Anyway, thanks for checking my images[1] on your machines. Glad to hear that they work.

-Ben
[1]http://www.fysnet.net/blog/2018/03/

Re: Old hardware and boot sequences

Posted: Sat Mar 10, 2018 12:49 pm
by Antti
BenLunt wrote:As for the boot sector, I believe that assuming a 512 byte sector, on a Legacy BIOS, is acceptable, because it won't work with any other size.
I definitely agree. There were a couple of reasons why I wanted to try that boot sequence I wrote about: it might be really fun as an experiment, it could prove that the boot code can do that, and it would create interesting topics like this. More importantly, the 1024-byte sector experiment is more like a "quality test" than a feature I would like to highlight too much. What I do like to highlight is a multi-floppy booting option (that is, like I said, relatively uncommon in hobby operating systems).
BenLunt wrote:Back to "160k" floppies. I too, for the fun of it, created boot sectors to load from this size floppy, as well as the other common sizes.
There is one thing I should probably point out in general is that I am not planning or designing to write another version of the boot sector. I am just testing what is already written. :)

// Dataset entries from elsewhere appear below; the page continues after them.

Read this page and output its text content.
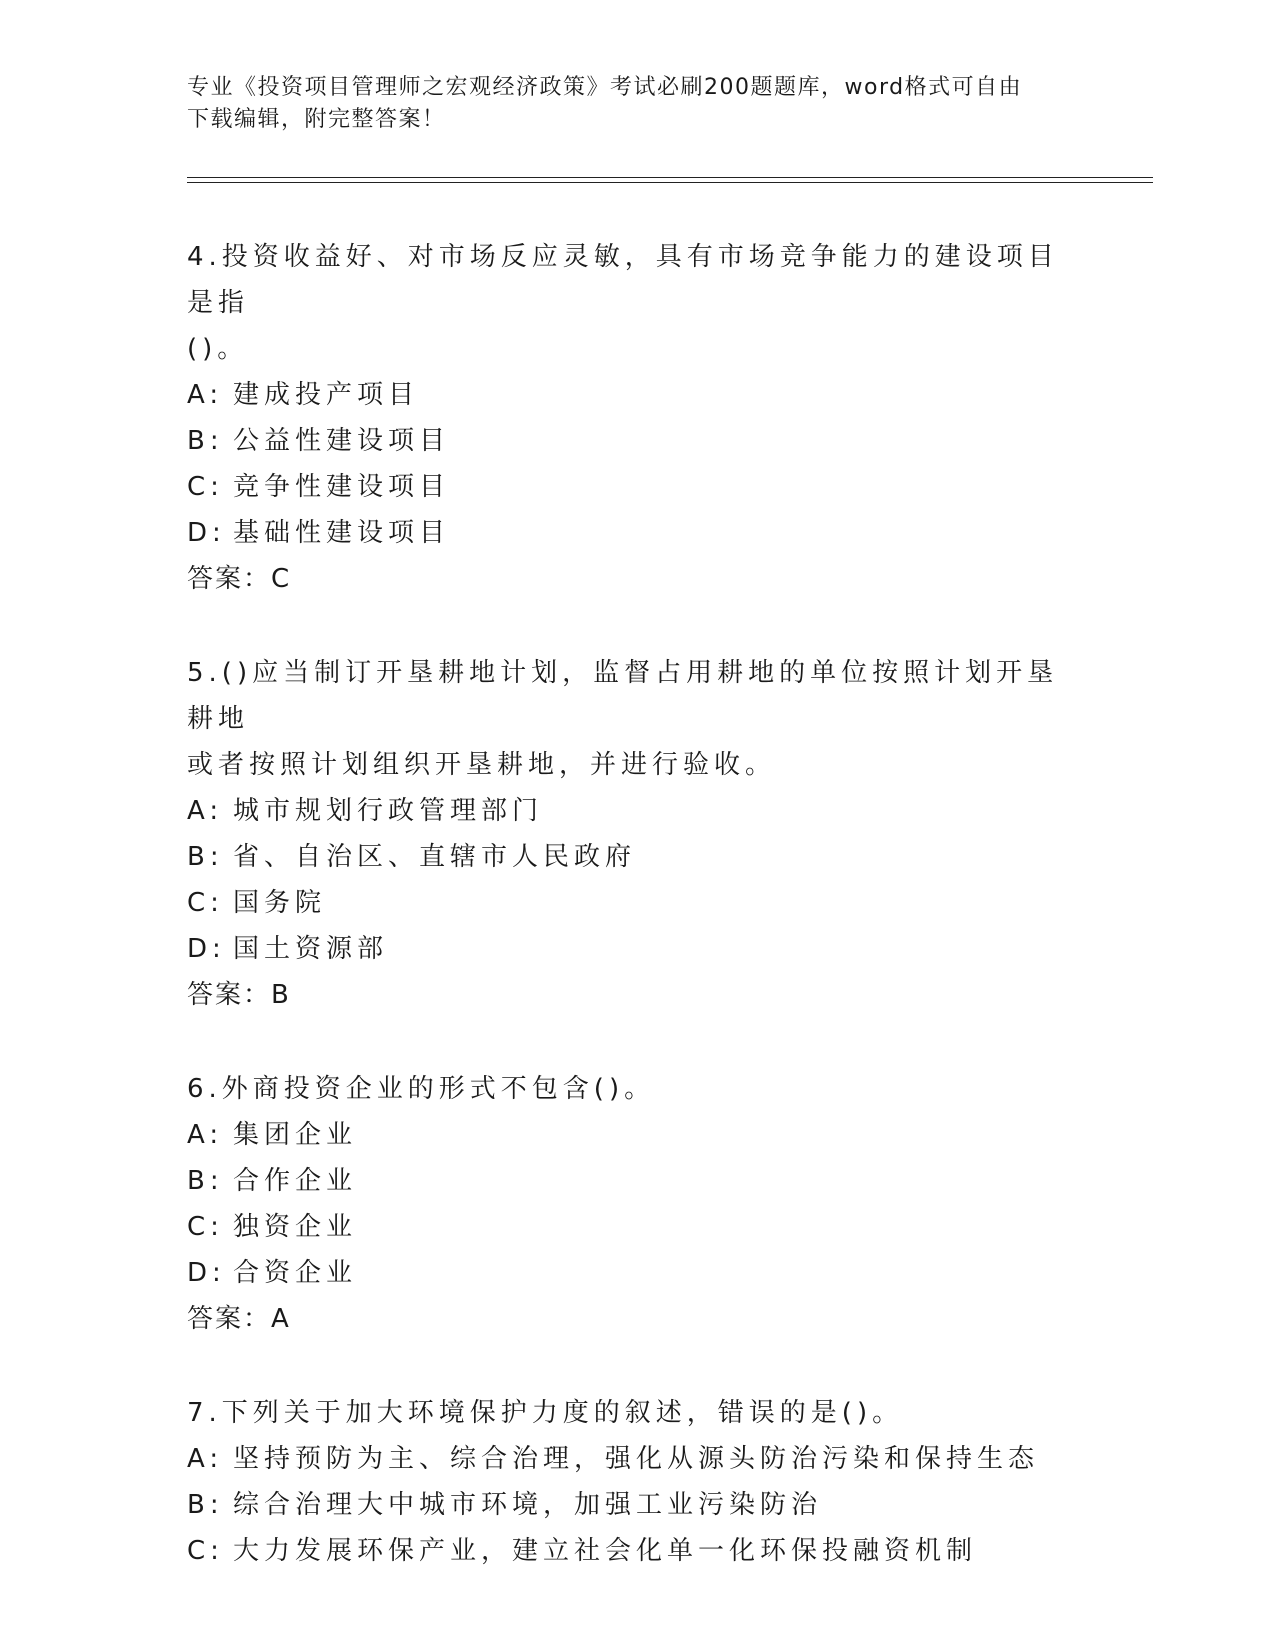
专业《投资项目管理师之宏观经济政策》考试必刷200题题库，word格式可自由
下载编辑，附完整答案！

4.投资收益好、对市场反应灵敏，具有市场竞争能力的建设项目是指

()。

A: 建成投产项目

B: 公益性建设项目

C: 竞争性建设项目

D: 基础性建设项目

答案：C

5.()应当制订开垦耕地计划，监督占用耕地的单位按照计划开垦耕地

或者按照计划组织开垦耕地，并进行验收。

A: 城市规划行政管理部门

B: 省、自治区、直辖市人民政府

C: 国务院

D: 国土资源部

答案：B

6.外商投资企业的形式不包含()。

A: 集团企业

B: 合作企业

C: 独资企业

D: 合资企业

答案：A

7.下列关于加大环境保护力度的叙述，错误的是()。

A: 坚持预防为主、综合治理，强化从源头防治污染和保持生态

B: 综合治理大中城市环境，加强工业污染防治

C: 大力发展环保产业，建立社会化单一化环保投融资机制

Here is one experiment, I followed the https://www.dosbox.com/wiki/4.77_MHz instructions and booted in DOSBox with "cycles=300" etc. so that it emulated IBM PC XT speeds. VGA was unavailable so the boot loader used text-mode (does not look very familiar anymore because I am so used to seeing it in VGA or VBE modes).

EDIT: I did not read the instructions careful enough. Perhaps the "cycles=300" is not accurate enough but should be fine-adjusted according to a benchmark tool that was not available. I made another test with "cycles=100" and it took about thirty seconds.

Re: Old hardware and boot sequences

Posted: Sat Mar 10, 2018 2:16 pm
by BenLunt
I haven't used DosBox at all and just installed it on one of my WinXP machines. My OS doesn't get very far because there is no RDTSC instruction support. :-) I don't blame it though, since it is not designed to run anything more than a later x486.